Ich hatte keinen Business-Plan, aber ich wollte, dass dieses soziale Projekt ein Erfolg wird und deshalb musste ich diese Idee zu einem Geschäft machen.

Sie kaufte eine Leinwand, auf der das Bild einer Rose als Vorlage gedruckt war, kaufte Perlen und machte sich an die Arbeit.

Sie kalkulierte die Stunden, die sie für die Arbeit benötigte, die Kosten für das Material und brachte ihr Stück zu einem professionellen Handtaschen-Hersteller. Sarahs erste Tasche war geboren, und damit eine Idee. Sie zeichnete Muster auf Leinwand, brachte den Frauen im Gefängnis bei, wie man die Perlen aufnäht, bezahlte sie für ihre Arbeit und ließ die fertigen Stücke zu Handtaschen verarbeiten.

Die ersten zehn Taschen entstanden im Baabda Gefängnis in Beirut. Sarah Beydoun stellte sie an einem kleinen Stand auf einem Antik- und Handwerksmarkt in Beirut aus. Am Ende des Tages waren alle Taschen verkauft. «Ich hatte keinen Business-Plan, aber ich wollte, dass dieses soziale Projekt ein Erfolg wird und deshalb musste ich diese Idee zu einem Geschäft machen», erzählt sie. Ihre großen blauen Augen strahlen, wenn sie von den Anfängen ihrer Geschäftsidee spricht.

Eine Idee, die nicht nur sehr erfolgreich, sondern auch noch die Erfüllung eines Traums für die junge Frau war. Die kreative Arbeit mit den Frauen, der soziale Aspekt, die Entwicklung der Designs – Sarah Beydoun hat ihre Passion gefunden. «Im ersten Monat war ich völlig durch den Wind, ich konnte kaum schlafen, so aufgeregt war ich.»

Jede Tasche hat eine Seele. Jemand hat viel Zeit in dieses Stück investiert und wird direkt vom Kauf dieses Produkts profitieren.

Sarah Beydoun schloss sich mit ihrer Freundin Sarah Nahouli zusammen, mit der sie in den kommenden vier Jahren die Marke gemeinsam aufbaute.

Die Leute waren fasziniert von der Idee, dass zwei junge Frauen in die Gefängnisse gingen, um dort mit den Insassinnen zu arbeiten.
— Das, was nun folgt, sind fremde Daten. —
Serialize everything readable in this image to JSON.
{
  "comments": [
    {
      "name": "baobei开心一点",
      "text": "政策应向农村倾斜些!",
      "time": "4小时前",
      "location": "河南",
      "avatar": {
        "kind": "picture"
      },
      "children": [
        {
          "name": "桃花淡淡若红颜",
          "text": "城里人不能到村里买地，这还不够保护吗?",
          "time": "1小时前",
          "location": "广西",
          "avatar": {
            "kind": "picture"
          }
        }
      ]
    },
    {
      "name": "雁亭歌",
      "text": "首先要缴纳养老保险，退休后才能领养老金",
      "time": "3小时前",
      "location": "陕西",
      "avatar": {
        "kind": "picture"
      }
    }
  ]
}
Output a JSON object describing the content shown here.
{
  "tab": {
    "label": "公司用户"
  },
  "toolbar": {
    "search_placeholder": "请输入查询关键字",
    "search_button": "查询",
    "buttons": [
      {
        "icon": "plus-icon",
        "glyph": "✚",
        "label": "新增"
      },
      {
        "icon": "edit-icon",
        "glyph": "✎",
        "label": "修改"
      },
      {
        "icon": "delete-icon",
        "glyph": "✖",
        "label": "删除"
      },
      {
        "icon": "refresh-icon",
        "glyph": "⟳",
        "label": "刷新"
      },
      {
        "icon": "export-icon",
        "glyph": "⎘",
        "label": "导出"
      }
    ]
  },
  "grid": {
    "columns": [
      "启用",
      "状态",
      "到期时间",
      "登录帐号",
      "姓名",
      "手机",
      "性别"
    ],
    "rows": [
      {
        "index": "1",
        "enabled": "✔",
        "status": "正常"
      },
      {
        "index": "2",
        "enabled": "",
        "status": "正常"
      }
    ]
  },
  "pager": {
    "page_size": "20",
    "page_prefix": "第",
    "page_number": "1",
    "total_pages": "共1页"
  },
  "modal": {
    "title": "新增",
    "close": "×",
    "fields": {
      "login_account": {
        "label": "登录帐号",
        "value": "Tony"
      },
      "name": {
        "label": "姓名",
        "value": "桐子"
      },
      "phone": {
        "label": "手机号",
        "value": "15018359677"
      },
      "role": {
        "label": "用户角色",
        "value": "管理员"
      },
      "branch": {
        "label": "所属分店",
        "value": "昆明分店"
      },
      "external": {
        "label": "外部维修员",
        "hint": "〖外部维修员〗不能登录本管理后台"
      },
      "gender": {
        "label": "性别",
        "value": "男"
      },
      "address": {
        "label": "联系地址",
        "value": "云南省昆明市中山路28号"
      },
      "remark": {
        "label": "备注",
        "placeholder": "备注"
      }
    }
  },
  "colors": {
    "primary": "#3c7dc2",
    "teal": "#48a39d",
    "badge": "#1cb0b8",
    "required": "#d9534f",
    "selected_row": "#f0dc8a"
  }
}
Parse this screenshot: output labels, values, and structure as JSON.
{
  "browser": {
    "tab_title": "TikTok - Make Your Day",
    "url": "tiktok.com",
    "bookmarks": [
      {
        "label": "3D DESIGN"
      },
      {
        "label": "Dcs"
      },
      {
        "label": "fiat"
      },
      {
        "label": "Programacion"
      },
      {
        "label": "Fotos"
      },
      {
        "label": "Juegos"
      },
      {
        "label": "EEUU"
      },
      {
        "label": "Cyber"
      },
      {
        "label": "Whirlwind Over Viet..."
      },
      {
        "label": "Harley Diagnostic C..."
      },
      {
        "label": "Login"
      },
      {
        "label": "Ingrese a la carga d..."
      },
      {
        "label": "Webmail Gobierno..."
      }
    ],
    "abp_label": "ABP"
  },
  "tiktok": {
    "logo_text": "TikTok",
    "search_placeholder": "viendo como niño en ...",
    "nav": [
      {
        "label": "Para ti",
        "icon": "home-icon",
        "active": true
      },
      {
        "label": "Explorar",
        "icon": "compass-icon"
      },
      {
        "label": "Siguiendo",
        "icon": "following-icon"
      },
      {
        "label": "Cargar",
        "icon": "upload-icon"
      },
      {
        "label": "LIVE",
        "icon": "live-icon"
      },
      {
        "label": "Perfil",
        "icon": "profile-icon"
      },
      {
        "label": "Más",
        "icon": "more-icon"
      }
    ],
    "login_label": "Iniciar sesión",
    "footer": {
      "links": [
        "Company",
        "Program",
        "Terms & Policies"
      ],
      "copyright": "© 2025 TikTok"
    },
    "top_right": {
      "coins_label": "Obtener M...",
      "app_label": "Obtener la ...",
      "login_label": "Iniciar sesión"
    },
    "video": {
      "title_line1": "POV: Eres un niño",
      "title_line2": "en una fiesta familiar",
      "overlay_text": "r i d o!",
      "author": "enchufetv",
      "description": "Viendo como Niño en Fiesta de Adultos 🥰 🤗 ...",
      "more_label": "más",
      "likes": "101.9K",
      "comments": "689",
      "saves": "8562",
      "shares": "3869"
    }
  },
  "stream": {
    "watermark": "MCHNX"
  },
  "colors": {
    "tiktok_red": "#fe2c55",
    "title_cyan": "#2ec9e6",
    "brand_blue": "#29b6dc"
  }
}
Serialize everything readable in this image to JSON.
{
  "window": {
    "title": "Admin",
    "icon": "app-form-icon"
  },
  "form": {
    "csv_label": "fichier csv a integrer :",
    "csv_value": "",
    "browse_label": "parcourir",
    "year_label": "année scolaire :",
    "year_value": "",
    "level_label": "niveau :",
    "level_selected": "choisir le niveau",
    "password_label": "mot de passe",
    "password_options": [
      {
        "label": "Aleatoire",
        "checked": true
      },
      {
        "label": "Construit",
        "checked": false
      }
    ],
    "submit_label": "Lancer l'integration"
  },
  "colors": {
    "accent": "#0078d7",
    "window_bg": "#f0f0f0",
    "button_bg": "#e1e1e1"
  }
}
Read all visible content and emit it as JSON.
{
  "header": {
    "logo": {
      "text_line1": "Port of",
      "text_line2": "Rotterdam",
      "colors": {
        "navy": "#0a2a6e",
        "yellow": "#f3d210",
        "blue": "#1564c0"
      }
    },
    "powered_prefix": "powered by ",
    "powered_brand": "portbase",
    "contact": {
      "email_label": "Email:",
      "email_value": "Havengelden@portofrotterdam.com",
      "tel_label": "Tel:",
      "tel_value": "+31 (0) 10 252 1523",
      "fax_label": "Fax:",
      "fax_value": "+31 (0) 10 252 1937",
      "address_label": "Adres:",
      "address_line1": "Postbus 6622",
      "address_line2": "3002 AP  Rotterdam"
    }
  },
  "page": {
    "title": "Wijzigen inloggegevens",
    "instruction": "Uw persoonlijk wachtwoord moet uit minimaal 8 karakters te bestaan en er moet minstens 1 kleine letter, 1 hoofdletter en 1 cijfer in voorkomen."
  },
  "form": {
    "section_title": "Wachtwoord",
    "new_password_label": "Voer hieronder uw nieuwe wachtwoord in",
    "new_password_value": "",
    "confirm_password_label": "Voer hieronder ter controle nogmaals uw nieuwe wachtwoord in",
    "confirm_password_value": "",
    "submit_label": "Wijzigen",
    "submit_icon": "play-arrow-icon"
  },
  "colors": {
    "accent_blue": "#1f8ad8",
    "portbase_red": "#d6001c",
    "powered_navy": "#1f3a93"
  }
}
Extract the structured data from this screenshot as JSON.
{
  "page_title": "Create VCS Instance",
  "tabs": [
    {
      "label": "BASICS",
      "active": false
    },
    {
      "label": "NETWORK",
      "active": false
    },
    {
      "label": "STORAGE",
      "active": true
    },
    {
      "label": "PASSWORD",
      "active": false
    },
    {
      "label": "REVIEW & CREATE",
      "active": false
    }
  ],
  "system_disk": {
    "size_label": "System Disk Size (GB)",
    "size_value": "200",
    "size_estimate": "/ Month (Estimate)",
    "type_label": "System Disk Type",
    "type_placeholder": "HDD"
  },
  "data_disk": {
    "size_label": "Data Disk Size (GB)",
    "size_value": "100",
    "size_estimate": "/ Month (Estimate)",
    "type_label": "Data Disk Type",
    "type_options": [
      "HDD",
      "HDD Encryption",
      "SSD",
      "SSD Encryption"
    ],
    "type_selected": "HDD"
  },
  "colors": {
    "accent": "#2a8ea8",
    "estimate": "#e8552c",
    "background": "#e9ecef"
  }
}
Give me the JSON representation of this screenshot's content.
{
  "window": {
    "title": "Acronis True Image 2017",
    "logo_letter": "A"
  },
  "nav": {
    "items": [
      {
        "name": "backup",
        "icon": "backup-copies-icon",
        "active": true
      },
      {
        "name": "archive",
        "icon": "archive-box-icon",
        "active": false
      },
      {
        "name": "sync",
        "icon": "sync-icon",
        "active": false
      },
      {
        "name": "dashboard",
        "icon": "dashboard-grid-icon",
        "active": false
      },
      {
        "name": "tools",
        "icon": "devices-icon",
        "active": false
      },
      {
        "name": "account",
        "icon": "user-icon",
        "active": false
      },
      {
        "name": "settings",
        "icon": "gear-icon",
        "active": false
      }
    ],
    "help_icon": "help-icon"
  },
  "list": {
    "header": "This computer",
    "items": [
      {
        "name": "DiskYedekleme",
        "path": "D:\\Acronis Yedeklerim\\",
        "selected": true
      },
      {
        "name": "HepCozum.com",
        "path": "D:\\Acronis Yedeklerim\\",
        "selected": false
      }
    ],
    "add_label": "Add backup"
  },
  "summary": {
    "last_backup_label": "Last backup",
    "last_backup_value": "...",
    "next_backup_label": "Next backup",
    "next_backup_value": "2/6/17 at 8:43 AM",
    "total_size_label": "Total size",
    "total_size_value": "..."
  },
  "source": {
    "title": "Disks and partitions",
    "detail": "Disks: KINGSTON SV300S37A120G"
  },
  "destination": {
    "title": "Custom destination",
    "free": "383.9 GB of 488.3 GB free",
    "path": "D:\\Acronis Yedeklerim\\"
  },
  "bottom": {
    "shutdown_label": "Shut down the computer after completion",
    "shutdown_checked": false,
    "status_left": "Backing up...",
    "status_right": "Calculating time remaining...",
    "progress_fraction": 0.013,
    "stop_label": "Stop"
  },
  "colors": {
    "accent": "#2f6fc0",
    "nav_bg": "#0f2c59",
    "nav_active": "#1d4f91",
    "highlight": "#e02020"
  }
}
Aber es war den Jungunternehmerinnen auch klar, dass Neugier alleine nicht ausreichen würde, um sich am Markt zu etablieren und die Kunden zu halten.

«Die Säulen unserer Marke sind bis heute zwei Dinge: Die soziale Komponente, nämlich Frauen zu ermächtigen und ihnen ein Handwerk beizubringen, mit dem sie arbeiten können und zweitens Produkte zu entwerfen, die modisch und elegant sind», erklärt die Designerin. Sarah’s Bag wuchs schnell. Auch die zweite Kollektion, die Sarah Beydoun und Sarah Nahouli noch in der Garage ihrer Eltern zeigten, wurde ein Erfolg. 2004 zog ihre Geschäftspartnerin nach Dubai und Sarah Beydoun mit Sarah’s Bag in die Geschäftsräume in Ashrafiya.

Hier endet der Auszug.